Sonthi's popularity will only wane if elections are delayed
Many people could agree to disagree regarding the recent coup d'etat in Thailand. The outcome is a peaceful and stabilised country, which had been in political turmoil since early this year.
I think General Sonthi Boonyaratglin would not want to stay on the back of that tiger for too long because he might not be able to get down. The new constitution should be drafted quickly. If the committee of elderly academics takes too much time to do it, then they should be replaced by younger academics with more energy. There is no reason why the new election should be postponed until October of next year.
The election should be set before the end of this year. The longer it is held off, the more public protests will increase. By then General Sonthi's popularity could be reversed - the same fate that befell those who came before him as coup leaders and eventually earned the title of "tyrant".
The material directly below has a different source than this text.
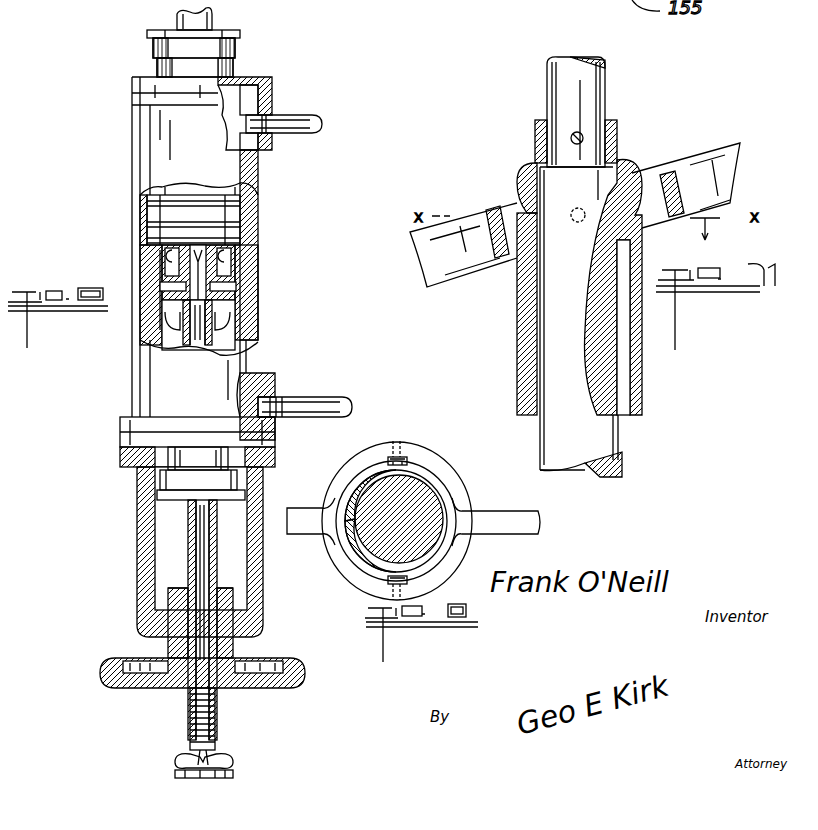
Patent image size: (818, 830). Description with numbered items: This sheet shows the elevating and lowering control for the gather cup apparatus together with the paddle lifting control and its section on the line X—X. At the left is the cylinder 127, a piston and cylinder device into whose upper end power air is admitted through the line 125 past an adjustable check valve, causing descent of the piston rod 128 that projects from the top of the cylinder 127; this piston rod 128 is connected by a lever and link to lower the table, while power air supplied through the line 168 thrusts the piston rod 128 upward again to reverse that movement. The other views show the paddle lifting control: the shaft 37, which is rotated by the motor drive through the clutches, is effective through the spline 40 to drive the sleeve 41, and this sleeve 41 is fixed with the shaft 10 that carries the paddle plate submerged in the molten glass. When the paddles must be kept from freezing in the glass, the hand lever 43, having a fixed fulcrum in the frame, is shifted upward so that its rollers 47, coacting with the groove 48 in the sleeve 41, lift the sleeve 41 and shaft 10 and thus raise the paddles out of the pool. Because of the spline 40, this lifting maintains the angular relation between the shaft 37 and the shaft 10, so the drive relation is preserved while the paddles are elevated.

Keep superstitions out of important national matters
There was an exorcism of sorts carried out to rid the new Bangkok airport of ghosts prior to its formal inauguration. During the ritual a man became possessed by spirits that said they wanted a spirit house to be built for them at the airport. The possessed man then collapsed to the floor when the spirit had left his body.
Also in the news is an astrological forecast that the coup will usher in a period of political stability and economic growth and that the evil former prime minister will remain in exile never to return. These news items come on the heel of prior reports that prophecy by a medium in Rangoon had been the basis for the long-term political strategy of the ousted government.
Superstition is fun but I hope, for the sake of Thailand, that it does not actually play a role in decisions that affect the welfare of the country. The country faces real political and economic issues that need to be addressed. Our ability to deal with them may be compromised if we are unable to extricate ourselves from the Middle Ages.